Thiosemicarbazones Target Multiple Resistance Pathways in Cancer

Abstract

Multidrug resistance (MDR) is a significant obstacle in the successful treatment of cancer. To date, no therapies that target MDR have reached the clinic. Our thiosemicarbazone compound, di-2-pyridylketone 4,4-dimethyl-3-thiosemicarbazone (Dp44mT), induces greater cytotoxicity in drug resistant cancer cells that express the drug efflux transporter, P-glycoprotein (Pgp), than in their non-drug resistant counterparts. Herein, the structure-activity relationships of selected thiosemicarbazones were explored and the novel mechanism underlying their ability to overcome MDR was examined.
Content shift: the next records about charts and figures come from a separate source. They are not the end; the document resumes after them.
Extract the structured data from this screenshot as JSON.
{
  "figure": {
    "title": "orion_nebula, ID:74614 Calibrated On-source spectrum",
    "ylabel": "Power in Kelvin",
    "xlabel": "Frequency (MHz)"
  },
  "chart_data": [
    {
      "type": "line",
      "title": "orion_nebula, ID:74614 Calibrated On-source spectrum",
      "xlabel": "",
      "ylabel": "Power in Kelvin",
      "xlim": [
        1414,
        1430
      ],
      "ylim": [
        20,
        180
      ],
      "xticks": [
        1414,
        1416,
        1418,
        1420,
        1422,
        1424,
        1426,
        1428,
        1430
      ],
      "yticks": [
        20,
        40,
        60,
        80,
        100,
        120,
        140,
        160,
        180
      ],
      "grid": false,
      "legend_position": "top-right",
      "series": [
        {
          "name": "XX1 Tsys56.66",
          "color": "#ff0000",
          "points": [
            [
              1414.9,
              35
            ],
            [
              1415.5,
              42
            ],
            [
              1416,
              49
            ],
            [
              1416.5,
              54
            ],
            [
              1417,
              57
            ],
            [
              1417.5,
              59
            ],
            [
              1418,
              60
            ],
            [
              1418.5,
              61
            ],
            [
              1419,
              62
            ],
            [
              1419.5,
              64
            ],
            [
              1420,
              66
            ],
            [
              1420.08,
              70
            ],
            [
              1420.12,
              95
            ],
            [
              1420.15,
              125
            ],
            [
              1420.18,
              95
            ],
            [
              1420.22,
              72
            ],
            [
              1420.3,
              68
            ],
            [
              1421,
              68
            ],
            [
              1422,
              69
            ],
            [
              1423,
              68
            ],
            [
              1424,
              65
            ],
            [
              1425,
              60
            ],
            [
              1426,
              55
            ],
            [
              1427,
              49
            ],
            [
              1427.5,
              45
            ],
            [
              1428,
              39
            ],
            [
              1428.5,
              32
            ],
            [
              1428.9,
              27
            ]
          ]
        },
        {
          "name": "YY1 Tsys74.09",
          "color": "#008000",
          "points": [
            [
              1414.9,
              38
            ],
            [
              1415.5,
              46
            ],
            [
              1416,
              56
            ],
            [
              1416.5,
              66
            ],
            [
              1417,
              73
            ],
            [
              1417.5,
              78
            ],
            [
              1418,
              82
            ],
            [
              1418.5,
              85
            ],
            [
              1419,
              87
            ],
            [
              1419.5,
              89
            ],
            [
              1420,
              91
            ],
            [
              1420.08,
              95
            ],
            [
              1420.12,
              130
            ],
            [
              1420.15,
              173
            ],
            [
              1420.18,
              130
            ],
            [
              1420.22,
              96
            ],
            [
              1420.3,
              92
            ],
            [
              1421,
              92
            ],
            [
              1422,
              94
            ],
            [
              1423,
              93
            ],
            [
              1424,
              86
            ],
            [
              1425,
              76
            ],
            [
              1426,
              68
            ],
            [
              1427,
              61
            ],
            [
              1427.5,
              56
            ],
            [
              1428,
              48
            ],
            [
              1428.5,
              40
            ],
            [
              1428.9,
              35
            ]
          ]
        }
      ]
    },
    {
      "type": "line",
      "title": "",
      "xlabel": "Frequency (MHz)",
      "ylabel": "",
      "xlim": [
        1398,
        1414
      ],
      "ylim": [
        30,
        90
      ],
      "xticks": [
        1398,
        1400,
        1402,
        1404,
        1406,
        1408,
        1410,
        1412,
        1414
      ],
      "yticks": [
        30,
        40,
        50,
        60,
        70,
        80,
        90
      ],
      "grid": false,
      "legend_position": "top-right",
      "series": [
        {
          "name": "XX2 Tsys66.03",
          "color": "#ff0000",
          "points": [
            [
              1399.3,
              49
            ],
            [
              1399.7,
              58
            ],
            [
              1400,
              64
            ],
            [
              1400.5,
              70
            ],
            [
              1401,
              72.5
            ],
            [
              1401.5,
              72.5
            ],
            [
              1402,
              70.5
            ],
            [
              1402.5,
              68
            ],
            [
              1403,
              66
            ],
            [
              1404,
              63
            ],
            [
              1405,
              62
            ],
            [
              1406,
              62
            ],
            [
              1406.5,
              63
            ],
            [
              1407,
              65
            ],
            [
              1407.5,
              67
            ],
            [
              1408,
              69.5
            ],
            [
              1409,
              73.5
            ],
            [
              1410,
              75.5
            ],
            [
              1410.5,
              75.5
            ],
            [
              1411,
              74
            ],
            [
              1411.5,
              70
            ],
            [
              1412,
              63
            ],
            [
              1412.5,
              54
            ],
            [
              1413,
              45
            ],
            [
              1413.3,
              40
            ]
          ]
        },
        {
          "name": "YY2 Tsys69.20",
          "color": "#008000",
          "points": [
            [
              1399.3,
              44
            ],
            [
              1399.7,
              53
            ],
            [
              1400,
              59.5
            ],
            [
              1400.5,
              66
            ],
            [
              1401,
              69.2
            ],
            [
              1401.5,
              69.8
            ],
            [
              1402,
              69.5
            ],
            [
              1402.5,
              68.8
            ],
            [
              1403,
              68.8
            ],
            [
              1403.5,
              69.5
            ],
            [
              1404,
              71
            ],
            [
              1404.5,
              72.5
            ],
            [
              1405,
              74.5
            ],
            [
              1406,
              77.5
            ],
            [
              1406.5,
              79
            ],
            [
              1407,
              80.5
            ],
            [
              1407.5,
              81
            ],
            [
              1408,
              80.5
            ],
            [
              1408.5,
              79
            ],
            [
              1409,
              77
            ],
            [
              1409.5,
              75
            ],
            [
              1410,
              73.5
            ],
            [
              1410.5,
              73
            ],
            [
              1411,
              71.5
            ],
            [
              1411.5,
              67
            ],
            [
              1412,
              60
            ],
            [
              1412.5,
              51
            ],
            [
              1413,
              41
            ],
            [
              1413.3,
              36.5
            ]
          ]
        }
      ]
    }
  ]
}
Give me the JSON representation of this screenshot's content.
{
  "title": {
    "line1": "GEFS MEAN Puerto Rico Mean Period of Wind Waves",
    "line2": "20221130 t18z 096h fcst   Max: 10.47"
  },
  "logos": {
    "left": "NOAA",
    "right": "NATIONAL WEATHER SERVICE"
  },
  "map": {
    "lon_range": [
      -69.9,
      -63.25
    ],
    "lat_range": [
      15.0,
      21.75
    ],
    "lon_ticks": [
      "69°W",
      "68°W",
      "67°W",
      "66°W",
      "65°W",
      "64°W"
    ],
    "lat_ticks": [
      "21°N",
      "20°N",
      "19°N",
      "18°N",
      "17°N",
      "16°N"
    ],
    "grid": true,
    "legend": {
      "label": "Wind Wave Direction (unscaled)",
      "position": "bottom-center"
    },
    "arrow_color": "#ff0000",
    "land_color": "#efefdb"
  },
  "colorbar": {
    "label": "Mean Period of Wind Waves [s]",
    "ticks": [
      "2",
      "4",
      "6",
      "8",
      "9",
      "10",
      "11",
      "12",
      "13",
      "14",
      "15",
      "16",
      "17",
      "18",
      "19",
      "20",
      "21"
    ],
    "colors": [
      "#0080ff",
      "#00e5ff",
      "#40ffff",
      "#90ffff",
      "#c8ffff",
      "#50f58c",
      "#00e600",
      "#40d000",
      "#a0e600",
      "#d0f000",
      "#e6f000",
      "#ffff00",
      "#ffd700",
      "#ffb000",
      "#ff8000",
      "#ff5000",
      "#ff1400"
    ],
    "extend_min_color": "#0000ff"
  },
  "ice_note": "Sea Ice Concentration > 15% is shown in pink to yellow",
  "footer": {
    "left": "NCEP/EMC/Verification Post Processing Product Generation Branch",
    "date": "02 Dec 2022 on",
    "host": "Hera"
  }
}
Only thiosemicarbazones with electron-withdrawing substituents at the imine carbon mediated Pgp-dependent potentiated cytotoxicity and caused Pgp-dependent lysosomal membrane permeabilisation (LMP). This LMP relied on copper(II) chelation, reactive oxygen species generation and increased relative lipophilicity. We also synthesised fluorescent zinc(II) complexes of our potently anti-cancer thiosemicarbazones to assess their intracellular distribution. The Zn(II) complexes generally showed significantly greater cytotoxicity than the thiosemicarbazones alone. Confocal fluorescence imaging showed that the Zn(II) complex of our lead compound, di-2-pyridylketone 4-cyclohexyl-4-methyl-3-thiosemicarbazone (DpC), was localised to lysosomes. Under lysosomal conditions, the Zn(II) complexes were shown to transmetallate with copper ions, leading to redox-active Cu(II) complexes that induced LMP and cytotoxicity. Furthermore, we investigated the anti-cancer efficacy of Dp44mT and DpC in Bcl-2 over-expressing, melanoma cells. Herein, we demonstrated that DpC decreased Bcl-2 expression, while Dp44mT did not. Furthermore, we showed that the mechanism by which DpC and Dp44mT exerted their cytotoxicity in melanoma cells did not involve copper ion binding or ROS generation. DpC, but not Dp44mT, induced autophagosome formation and increased the accumulation of acidic vesicles (e.g., autolysosomes), regardless of Bcl-2 expression. This thesis significantly expands current knowledge regarding novel strategies of overcoming MDR, which can be implemented in the design of innovative therapeutics.